Angenommen, die Zinssätze sind nach fünf Jahren deutlich gefallen, und Unternehmen ABC möchte seine Schulden refinanzieren. Der Treasury-Satz für eine fünfjährige Anleihe (die verbleibende Laufzeit der ursprünglichen Anleihe) beträgt 2 %, und die Make-Whole-Klausel sieht einen Aufschlag von 30 Basispunkten (0,30 %) vor.
Folgendes wird benötigt, um den Make-Whole-Preis zu berechnen:
Verbleibende Zahlungen: Fünf Jahre lang Zinszahlungen von 50 $ (5 % von 1.000 $) zuzüglich des Nennwerts von 1.000 $ bei Fälligkeit.
Abzinsungssatz von 2 % (Treasury-Satz) + 0,30 % (Aufschlag) = 2,30 %
Der Barwert dieser Zahlungen, abgezinst mit 2,30 %, müsste berechnet werden. Mit dem Rechner unserer Anleiheplattform ermitteln wir, dass der Barwert der Zinszahlungen zuzüglich des Barwerts des Nennwerts 1.132,93 $ beträgt.
Dies bedeutet, dass Unternehmen ABC trotz gefallener Zinssätze einen Aufschlag auf den Nennwert zahlen müsste, um die Anleihen vorzeitig zu kündigen.
Was sind die Vorteile einer Kündigungsklausel?
Kündigungsklauseln helfen Anleiheemittenten, das Zinsrisiko abzusichern.5 Wenn die Zinssätze fallen, kann der Emittent seine Schulden günstiger refinanzieren, indem er seine ursprünglichen Schulden zurückzahlt und eine neue Anleihe zu einem niedrigeren Kuponzinssatz begibt. Für Anleger wäre der Vorteil höhere Zinszahlungen für die Übernahme des Risikos, dass die Anleihe vorzeitig zurückgezahlt werden könnte.
Wie kann sich eine Kündigungsklausel auf den Preis einer Anleihe auswirken?
Wenn ein Anleiheemittent eine Kündigungsklausel hinzufügt, muss er die Anleger in der Regel entschädigen, indem er ihnen einen etwas höheren Zinssatz zahlt. Anleger fordern mehr, weil diese Anleihen jederzeit plötzlich gekündigt werden könnten, was sie in die Lage versetzen würde, schnell eine alternative Anlage und Einkommensquelle zu finden – möglicherweise in einer Zeit, in der die Auszahlungen niedriger sind.5
Was ist der Unterschied zwischen einer Make-Whole-Kündigung und einer regulären Kündigung?
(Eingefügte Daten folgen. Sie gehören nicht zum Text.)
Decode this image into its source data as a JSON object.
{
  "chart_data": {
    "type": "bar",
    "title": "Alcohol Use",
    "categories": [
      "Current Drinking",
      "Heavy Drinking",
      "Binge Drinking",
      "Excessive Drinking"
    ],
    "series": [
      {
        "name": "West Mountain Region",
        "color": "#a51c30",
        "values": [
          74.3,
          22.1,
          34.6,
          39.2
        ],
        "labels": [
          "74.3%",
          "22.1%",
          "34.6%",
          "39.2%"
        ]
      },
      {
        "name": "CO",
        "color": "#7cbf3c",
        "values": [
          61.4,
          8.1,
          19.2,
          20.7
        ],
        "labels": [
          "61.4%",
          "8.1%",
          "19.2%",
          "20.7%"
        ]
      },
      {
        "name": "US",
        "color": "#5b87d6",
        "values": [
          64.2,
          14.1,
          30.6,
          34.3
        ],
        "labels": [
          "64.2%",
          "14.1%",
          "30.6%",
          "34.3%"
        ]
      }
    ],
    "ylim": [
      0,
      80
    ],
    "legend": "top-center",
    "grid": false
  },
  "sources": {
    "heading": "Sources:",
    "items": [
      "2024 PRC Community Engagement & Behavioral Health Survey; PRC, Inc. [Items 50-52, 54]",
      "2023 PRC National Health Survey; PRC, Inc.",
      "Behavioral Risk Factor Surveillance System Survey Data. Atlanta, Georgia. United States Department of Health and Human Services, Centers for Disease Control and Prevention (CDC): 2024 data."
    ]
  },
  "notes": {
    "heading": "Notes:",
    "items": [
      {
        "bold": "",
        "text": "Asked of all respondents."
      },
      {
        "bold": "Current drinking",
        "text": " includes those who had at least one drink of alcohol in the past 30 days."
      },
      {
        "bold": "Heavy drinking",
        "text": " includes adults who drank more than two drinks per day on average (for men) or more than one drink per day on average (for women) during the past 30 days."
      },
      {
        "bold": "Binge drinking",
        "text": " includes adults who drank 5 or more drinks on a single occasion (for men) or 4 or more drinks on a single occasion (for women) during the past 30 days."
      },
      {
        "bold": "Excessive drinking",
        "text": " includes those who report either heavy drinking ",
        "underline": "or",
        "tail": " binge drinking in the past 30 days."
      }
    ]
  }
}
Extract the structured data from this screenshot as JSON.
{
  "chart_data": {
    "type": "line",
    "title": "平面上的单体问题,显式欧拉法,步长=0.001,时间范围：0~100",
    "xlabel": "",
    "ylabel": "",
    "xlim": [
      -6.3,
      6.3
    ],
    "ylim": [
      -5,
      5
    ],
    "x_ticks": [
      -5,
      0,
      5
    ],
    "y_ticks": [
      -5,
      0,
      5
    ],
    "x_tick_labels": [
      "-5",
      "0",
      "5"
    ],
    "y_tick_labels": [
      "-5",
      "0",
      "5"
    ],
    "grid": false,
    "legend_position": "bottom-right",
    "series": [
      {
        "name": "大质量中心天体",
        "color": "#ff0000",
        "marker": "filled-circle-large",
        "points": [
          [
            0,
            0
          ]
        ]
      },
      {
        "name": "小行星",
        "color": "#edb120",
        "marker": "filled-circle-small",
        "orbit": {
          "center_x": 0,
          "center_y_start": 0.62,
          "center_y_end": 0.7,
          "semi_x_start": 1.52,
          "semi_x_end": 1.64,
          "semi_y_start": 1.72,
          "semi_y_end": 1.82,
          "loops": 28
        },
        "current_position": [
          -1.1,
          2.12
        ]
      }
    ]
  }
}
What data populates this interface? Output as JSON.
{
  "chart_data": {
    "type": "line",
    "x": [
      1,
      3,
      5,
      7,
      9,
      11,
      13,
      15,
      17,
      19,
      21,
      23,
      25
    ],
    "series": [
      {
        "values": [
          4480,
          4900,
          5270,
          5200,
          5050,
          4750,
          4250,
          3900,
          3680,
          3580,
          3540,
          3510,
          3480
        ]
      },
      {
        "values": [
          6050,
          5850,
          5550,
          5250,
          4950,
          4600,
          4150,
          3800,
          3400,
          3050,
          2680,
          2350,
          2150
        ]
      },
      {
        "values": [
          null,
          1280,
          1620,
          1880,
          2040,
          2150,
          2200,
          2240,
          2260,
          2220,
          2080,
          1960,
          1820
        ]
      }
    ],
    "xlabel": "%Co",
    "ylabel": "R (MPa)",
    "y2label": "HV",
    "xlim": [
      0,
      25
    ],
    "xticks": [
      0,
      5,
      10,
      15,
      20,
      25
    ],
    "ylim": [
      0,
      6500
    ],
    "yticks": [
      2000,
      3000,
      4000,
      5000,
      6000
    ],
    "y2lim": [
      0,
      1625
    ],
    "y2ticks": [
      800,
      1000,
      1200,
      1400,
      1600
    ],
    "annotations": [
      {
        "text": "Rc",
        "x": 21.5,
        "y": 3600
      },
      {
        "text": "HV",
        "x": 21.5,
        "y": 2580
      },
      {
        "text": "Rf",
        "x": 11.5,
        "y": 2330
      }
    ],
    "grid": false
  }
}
Der Hauptunterschied zwischen diesen Arten von Kündigungsoptionen ist die angebotene Zahlung. Wenn eine Make-Whole-Kündigungsklausel aktiviert wird, erhalten die Anleger den NPV der zukünftigen Zahlungen. Reguläre Kündigungen sind weniger großzügig. Wenn sie aktiviert werden, erhalten die Anleger lediglich ihren Nennwert zurück.